Por que o Estado Islâmico ainda continua sendo uma ameaça 5 anos após ter sido derrotado

Perda de território físico foi um golpe decisivo para a imagem do grupo — mas suas capacidades ideológicas e operacionais estavam longe de serem erradicadas.

Ataque a casa de shows em Moscou deixou 145 mortos e 551 feridos em março -  (crédito: Getty Images)
Ataque a casa de shows em Moscou deixou 145 mortos e 551 feridos em março - (crédito: Getty Images)

As autoridades austríacas anunciaram a prisão de duas pessoas, no dia 7 de agosto, por planejarem ataques a grandes eventos em Viena, incluindo shows da cantora Taylor Swift. Os suspeitos — um rapaz de 19 anos, conhecido pelos serviços de segurança, e um jovem de 17 anos — são cidadãos austríacos que acredita-se terem sido radicalizados pela propaganda extremista islâmica do grupo autoproclamado Estado Islâmico (EI) e da Al-Qaeda.

Estes planos frustrados foram seguidos por um ataque com faca na cidade de Solingen, no oeste da Alemanha, em 23 de agosto, que matou três pessoas e feriu outras oito. O EI assumiu a responsabilidade pelo ataque no dia seguinte.

Para entender a mensagem que o Estado Islâmico pretendia enviar por meio destes ataques, precisamos levar em consideração como o grupo operou tanto em seu auge quanto após sua derrota em 2019, quando o último território controlado pelo grupo foi liberado em Baghuz, na Síria.

Entre 2014 e 2016, o EI ganhou destaque na imprensa internacional por sua campanha para estabelecer o chamado califado islâmico no Iraque e na Síria. O grupo recrutou homens e mulheres de mais de 80 países e cometeu atrocidades contra minorias, incluindo curdos, shabaks, cristãos e yazidis nos territórios do Iraque e da Síria que ficaram sob seu controle.

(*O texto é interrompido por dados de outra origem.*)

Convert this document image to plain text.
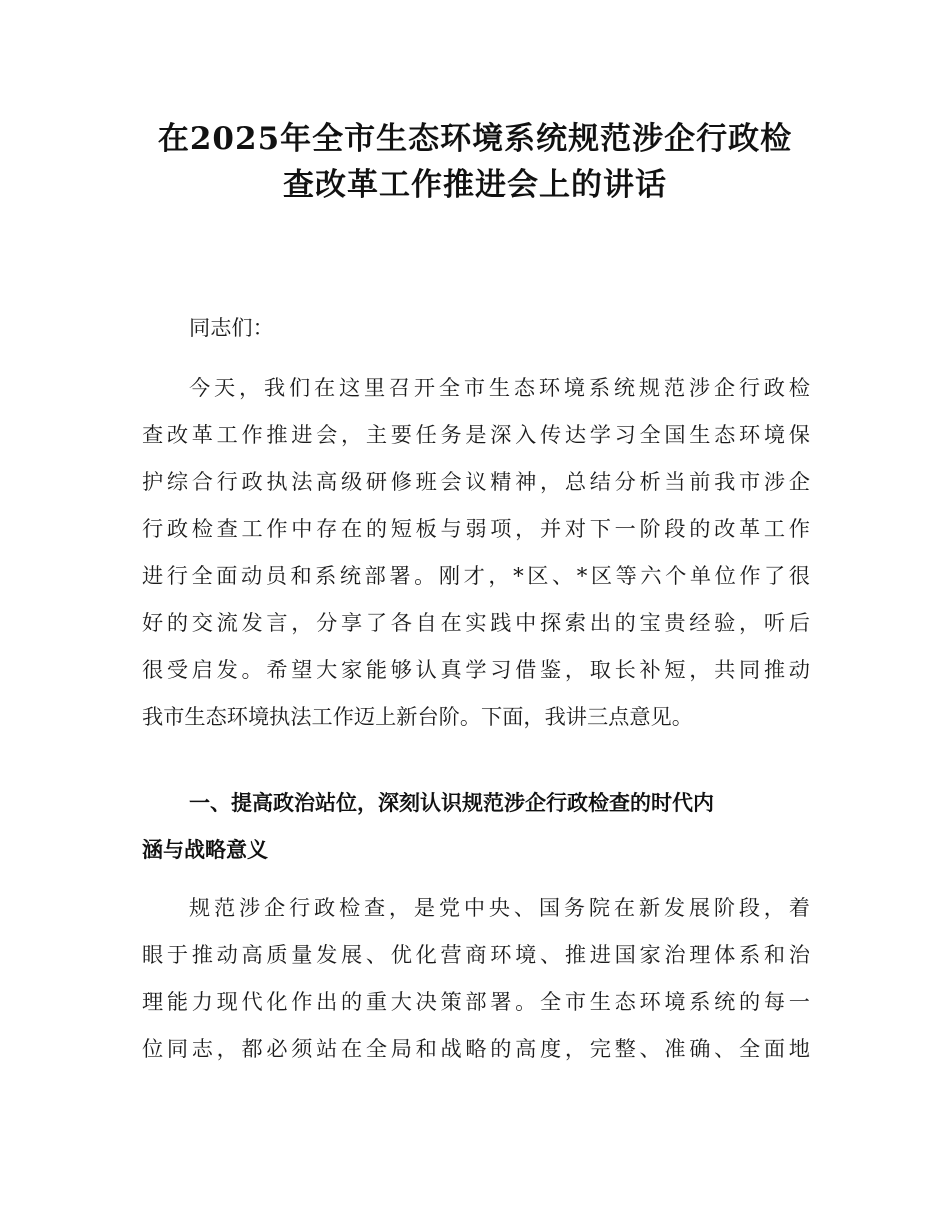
在2025年全市生态环境系统规范涉企行政检
查改革工作推进会上的讲话

同志们：

今天，我们在这里召开全市生态环境系统规范涉企行政检
查改革工作推进会，主要任务是深入传达学习全国生态环境保
护综合行政执法高级研修班会议精神，总结分析当前我市涉企
行政检查工作中存在的短板与弱项，并对下一阶段的改革工作
进行全面动员和系统部署。刚才，*区、*区等六个单位作了很
好的交流发言，分享了各自在实践中探索出的宝贵经验，听后
很受启发。希望大家能够认真学习借鉴，取长补短，共同推动
我市生态环境执法工作迈上新台阶。下面，我讲三点意见。

一、提高政治站位，深刻认识规范涉企行政检查的时代内
涵与战略意义

规范涉企行政检查，是党中央、国务院在新发展阶段，着
眼于推动高质量发展、优化营商环境、推进国家治理体系和治
理能力现代化作出的重大决策部署。全市生态环境系统的每一
位同志，都必须站在全局和战略的高度，完整、准确、全面地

Uma coalizão global composta por 87 parceiros internacionais, incluindo países e associações como a Organização do Tratado do Atlântico Norte (Otan), foi estabelecida para derrotar o EI. Depois que o grupo perdeu o controle de todo seu território, houve uma redução significativa da atenção da imprensa. Este declínio na cobertura ocorreu apesar das consequências duradouras e graves das ações do grupo, particularmente para grupos étnicos, como os yazidis.

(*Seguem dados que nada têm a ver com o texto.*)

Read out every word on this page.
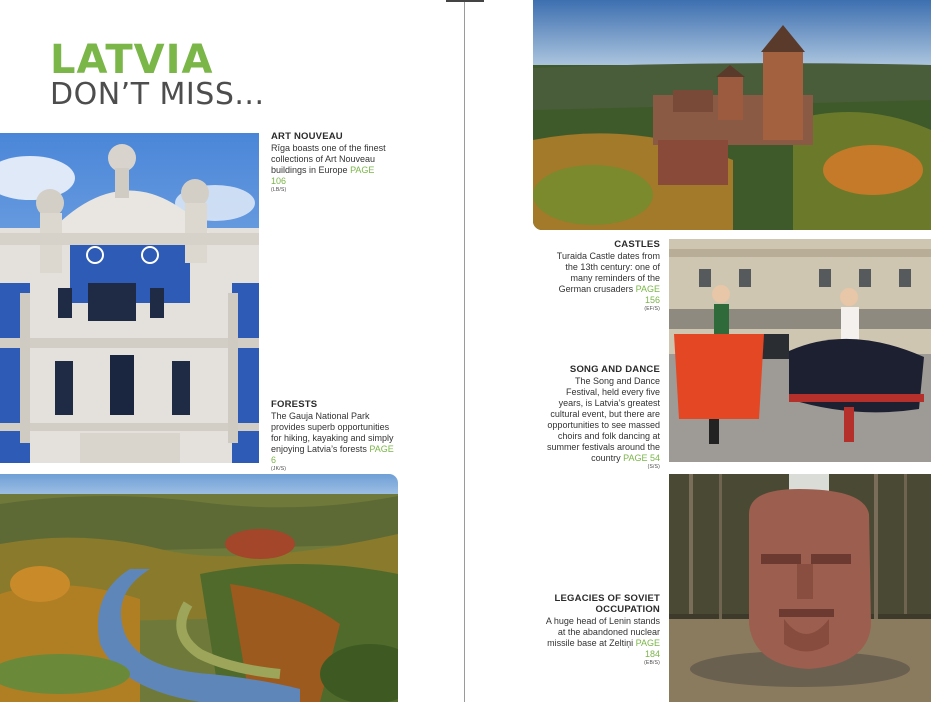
LATVIA
DON’T MISS...
ART NOUVEAU
Rīga boasts one of the finest collections of Art Nouveau buildings in Europe PAGE 106
(LB/S)
FORESTS
The Gauja National Park provides superb opportunities for hiking, kayaking and simply enjoying Latvia’s forests PAGE 6
(JK/S)
CASTLES
Turaida Castle dates from the 13th century: one of many reminders of the German crusaders PAGE 156
(EF/S)
SONG AND DANCE
The Song and Dance Festival, held every five years, is Latvia’s greatest cultural event, but there are opportunities to see massed choirs and folk dancing at summer festivals around the country PAGE 54
(S/S)
LEGACIES OF SOVIET OCCUPATION
A huge head of Lenin stands at the abandoned nuclear missile base at Zeltiņi PAGE 184
(EB/S)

Dez anos se passaram desde a brutal campanha de genocídio e escravidão sexual do EI contra os yazidis no Iraque. Mas cerca de 150 mil sobreviventes ainda vivem em tendas de acampamentos para pessoas desalojadas, e aproximadamente 2,6 mil yazidis ainda estão desaparecidos.

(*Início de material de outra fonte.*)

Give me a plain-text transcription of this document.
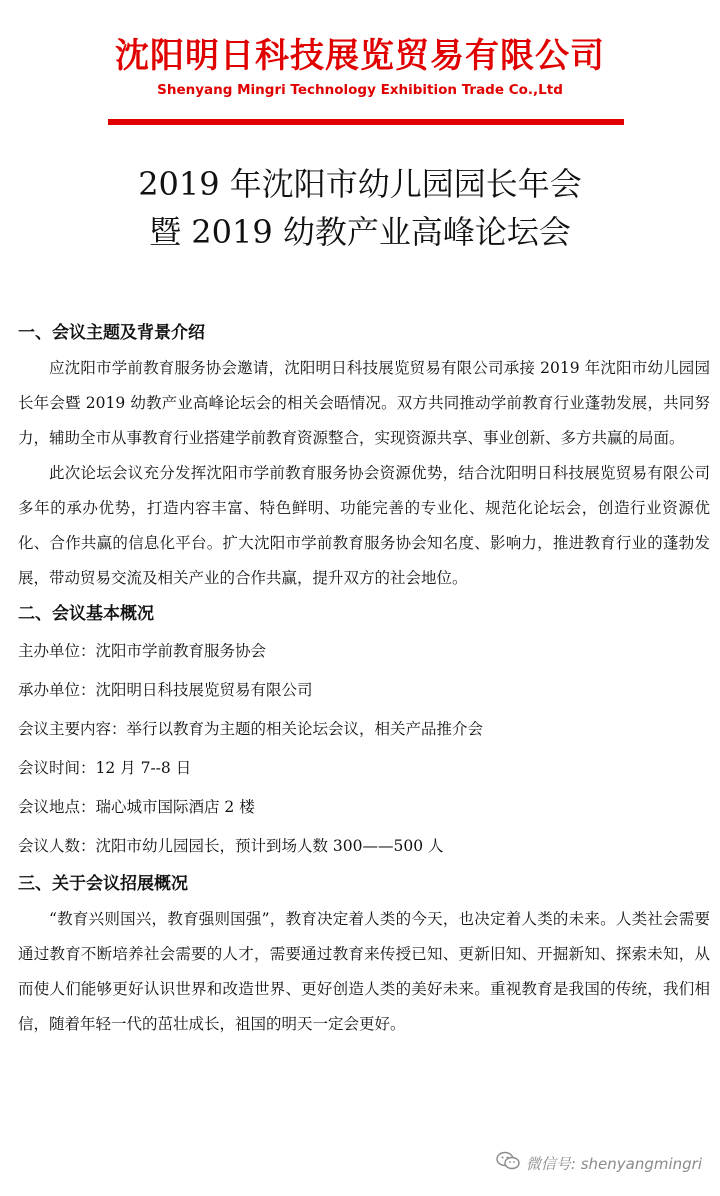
沈阳明日科技展览贸易有限公司
Shenyang Mingri Technology Exhibition Trade Co.,Ltd
2019 年沈阳市幼儿园园长年会
暨 2019 幼教产业高峰论坛会
一、会议主题及背景介绍

应沈阳市学前教育服务协会邀请，沈阳明日科技展览贸易有限公司承接 2019 年沈阳市幼儿园园长年会暨 2019 幼教产业高峰论坛会的相关会晤情况。双方共同推动学前教育行业蓬勃发展，共同努力，辅助全市从事教育行业搭建学前教育资源整合，实现资源共享、事业创新、多方共赢的局面。

此次论坛会议充分发挥沈阳市学前教育服务协会资源优势，结合沈阳明日科技展览贸易有限公司多年的承办优势，打造内容丰富、特色鲜明、功能完善的专业化、规范化论坛会，创造行业资源优化、合作共赢的信息化平台。扩大沈阳市学前教育服务协会知名度、影响力，推进教育行业的蓬勃发展，带动贸易交流及相关产业的合作共赢，提升双方的社会地位。

二、会议基本概况
主办单位：沈阳市学前教育服务协会
承办单位：沈阳明日科技展览贸易有限公司
会议主要内容：举行以教育为主题的相关论坛会议，相关产品推介会
会议时间：12 月 7--8 日
会议地点：瑞心城市国际酒店 2 楼
会议人数：沈阳市幼儿园园长，预计到场人数 300——500 人
三、关于会议招展概况

“教育兴则国兴，教育强则国强”，教育决定着人类的今天，也决定着人类的未来。人类社会需要通过教育不断培养社会需要的人才，需要通过教育来传授已知、更新旧知、开掘新知、探索未知，从而使人们能够更好认识世界和改造世界、更好创造人类的美好未来。重视教育是我国的传统，我们相信，随着年轻一代的茁壮成长，祖国的明天一定会更好。

微信号: shenyangmingri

A perda de território físico foi um golpe decisivo para a imagem do EI como uma entidade extensa e poderosa. No entanto, suas capacidades ideológicas e operacionais estavam longe de serem erradicadas.

Notável capacidade de adaptação

O Estado Islâmico demonstrou uma capacidade notável para se adaptar e persistir. O grupo fez a transição de uma estrutura territorial centralizada para uma rede mais clandestina de células descentralizadas operando principalmente na África Subsaariana, ainda capaz de orquestrar e inspirar ataques em todo o mundo.

Alguns destes ataques foram extremamente notórios. Em 2021, grupos afiliados ao EI lançaram um ataque à prisão de Al-Sina, na Síria, para libertar outros militantes.

A batalha que se seguiu com as Forças Democráticas Sírias (uma milícia no nordeste do país liderada por curdos apoiados pelos EUA) durou dez dias — e deixou mais de 500 mortos. Não há consenso sobre o número de membros do EI que conseguiram escapar da prisão, mas acredita-se que esteja entre 30 e 300.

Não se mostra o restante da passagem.